Subject: cloned route handling
To: None <tech-net@netbsd.org>
From: Jun-ichiro itojun Hagino <itojun@iijlab.net>
List: tech-net
Date: 01/27/2001 03:29:32
There are couple of open PRs regarding to cloned routes.
I'm trying to solve them, but there are way too many design
choices. So I try to summarize the current situation first.
sorry for low readability.
In the email, i'll use the word "clone parent" for the source of clone
routes (interface routes like 10.0.0.0/24), and "clone child" for
the cloned routes (10.0.0.1/32 generated by ARP or other things).
See the summary at the end for differences among *BSD.
Here are proposed changes: (1), (2) should be perfectly adequate
change. (3) needs some debate, I'm not sure at this moment.
Related to (4), we may want to put DoS prevention code for redirect
floods.
reason behind the proposal:
- Identification of clone children, as stated in (1). Seems to me
we don't need additional flag for marking cloned children. We
just need to check rtentry.rt_parent.
- I believe current NetBSD behavior for (2) is rather confusing. I
believe ARP entries should better go away when interface address goes
away (if really necessary we can issue ARP again to resolve again).
- If we introduce behavior (3), PR11916 will be solved. not sure if
it is okay to do this. It seems to me that (3) has to be decided by
each AF (for example, it should be safe to allow overwrite of
incomplete ARP entry for netinet). Not sure how it should be done.
- Inactivity timer implementation like (4). I believe the current
netbsd situation is fine. We have code to phase out redirected
routes, and also have high/low watermark on # of redirected routes,
to avoid remote (onlink) DoS.
- I don't like behavior (5) of freebsd/bsdi, local DoS is not nice.
It should be okay to clone when ICMP more fragment messages come.

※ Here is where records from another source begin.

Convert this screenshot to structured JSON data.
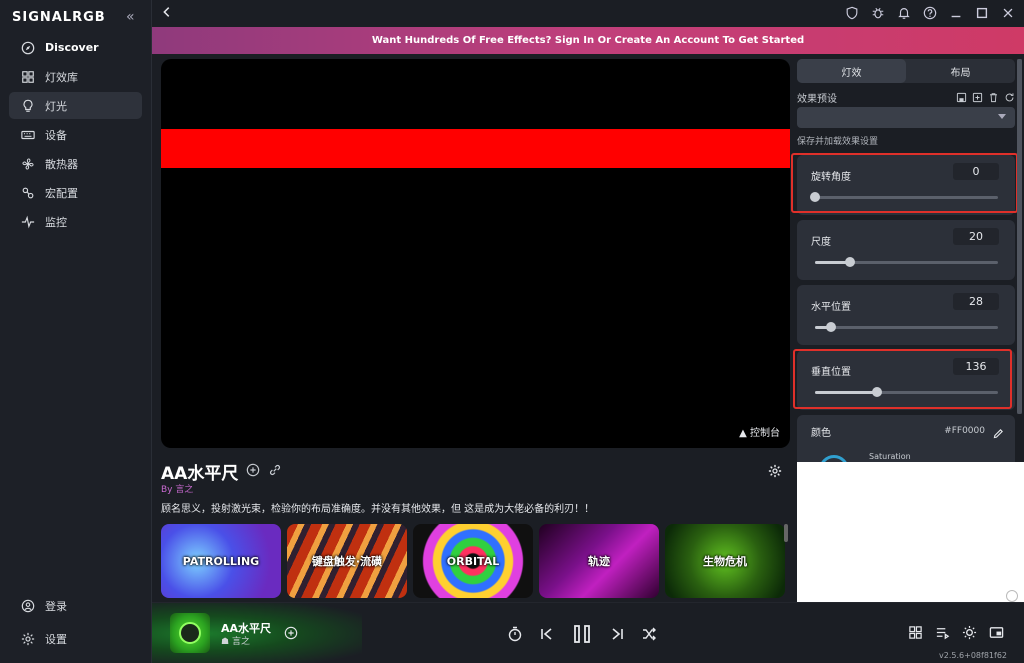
{
  "sidebar": {
    "logo": "SIGNALRGB",
    "collapse": "«",
    "items": [
      {
        "label": "Discover"
      },
      {
        "label": "灯效库"
      },
      {
        "label": "灯光"
      },
      {
        "label": "设备"
      },
      {
        "label": "散热器"
      },
      {
        "label": "宏配置"
      },
      {
        "label": "监控"
      }
    ],
    "bottom": [
      {
        "label": "登录"
      },
      {
        "label": "设置"
      }
    ]
  },
  "banner": {
    "text": "Want Hundreds Of Free Effects? Sign In Or Create An Account To Get Started"
  },
  "preview": {
    "console_label": "▲ 控制台",
    "effect_color": "#FF0000"
  },
  "effect": {
    "title": "AA水平尺",
    "author_prefix": "By",
    "author": "言之",
    "description": "顾名思义，投射激光束，检验你的布局准确度。并没有其他效果，但 这是成为大佬必备的利刃！！"
  },
  "thumbnails": [
    {
      "label": "PATROLLING"
    },
    {
      "label": "键盘触发·流磺"
    },
    {
      "label": "ORBITAL"
    },
    {
      "label": "轨迹"
    },
    {
      "label": "生物危机"
    }
  ],
  "right_panel": {
    "tabs": [
      {
        "label": "灯效"
      },
      {
        "label": "布局"
      }
    ],
    "preset_label": "效果预设",
    "save_note": "保存并加载效果设置",
    "sliders": [
      {
        "label": "旋转角度",
        "value": "0",
        "fraction": 0.0
      },
      {
        "label": "尺度",
        "value": "20",
        "fraction": 0.19
      },
      {
        "label": "水平位置",
        "value": "28",
        "fraction": 0.09
      },
      {
        "label": "垂直位置",
        "value": "136",
        "fraction": 0.34
      }
    ],
    "color": {
      "label": "颜色",
      "hex": "#FF0000",
      "saturation_label": "Saturation"
    }
  },
  "now_playing": {
    "title": "AA水平尺",
    "author": "言之"
  },
  "version": "v2.5.6+08f81f62",
  "colors": {
    "accent_highlight": "#e0302a",
    "banner_start": "#8f3a7c",
    "banner_end": "#cf3a66"
  }
}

We also have good validation code against ICMP more fragment packet,
as well as high/low watermark for PMTUD routes.
- (6): not really necessary, it seems to me.

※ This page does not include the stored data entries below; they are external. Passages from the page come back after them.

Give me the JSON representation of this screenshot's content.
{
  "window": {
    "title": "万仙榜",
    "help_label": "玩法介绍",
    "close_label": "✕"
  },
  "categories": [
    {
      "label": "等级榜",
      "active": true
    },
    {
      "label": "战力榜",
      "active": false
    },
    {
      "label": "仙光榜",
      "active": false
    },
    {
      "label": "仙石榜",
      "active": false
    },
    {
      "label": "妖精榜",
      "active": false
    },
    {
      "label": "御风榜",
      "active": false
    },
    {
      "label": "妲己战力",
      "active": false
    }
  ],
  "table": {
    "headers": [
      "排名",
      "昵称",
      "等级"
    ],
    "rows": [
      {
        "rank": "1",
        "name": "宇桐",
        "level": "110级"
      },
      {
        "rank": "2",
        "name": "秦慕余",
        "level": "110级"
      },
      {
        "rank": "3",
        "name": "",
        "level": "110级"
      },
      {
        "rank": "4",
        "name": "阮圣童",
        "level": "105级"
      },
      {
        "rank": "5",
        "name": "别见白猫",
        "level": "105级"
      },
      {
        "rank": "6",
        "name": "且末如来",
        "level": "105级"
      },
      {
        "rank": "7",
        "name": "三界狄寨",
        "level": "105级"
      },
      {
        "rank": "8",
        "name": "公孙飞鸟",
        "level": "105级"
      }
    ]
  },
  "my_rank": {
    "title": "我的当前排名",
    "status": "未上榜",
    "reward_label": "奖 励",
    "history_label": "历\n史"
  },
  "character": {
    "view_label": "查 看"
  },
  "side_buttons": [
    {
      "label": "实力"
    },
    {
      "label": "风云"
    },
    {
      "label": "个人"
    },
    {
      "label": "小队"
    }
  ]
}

also we will want to make sure rt_ifa do not point to obsolete
interface address, on interface address removal.
itojun
Among 4 BSDs, there are certain difference in cloned route handling:
- NetBSD and OpenBSD routing code is very close to 4.4BSD code.
(1) It only has RTF_CLONING for clone parent, and does not mark clone
children.
(2) Even when clone parent gets removed (by "ifconfig -alias" clone
children stays there (it is hard to do since we do not mark
clone children)
(3) Suppose we have incomplete ARP entry for 10.0.0.1. if we try to
add a host route manually for 10.0.0.1, it will fail with EEXIST.
(4) Inactivity timer for cloned children: supplied by rt_timer_add(),
but it only provides hooks to code outside of route.c.
sys/netinet or sys/netinet6 can give detailed control against
inactivity timer behavior (flexible but need customized code).
(5) in_pcbconnect() does not ask for cloned route.
(6) clone API: rtalloc() clones route if RTF_CLONING is set on parent.
we have no "force cloning" API.
- BSD/OS: has some tricks, implemented in sys/net/route.c.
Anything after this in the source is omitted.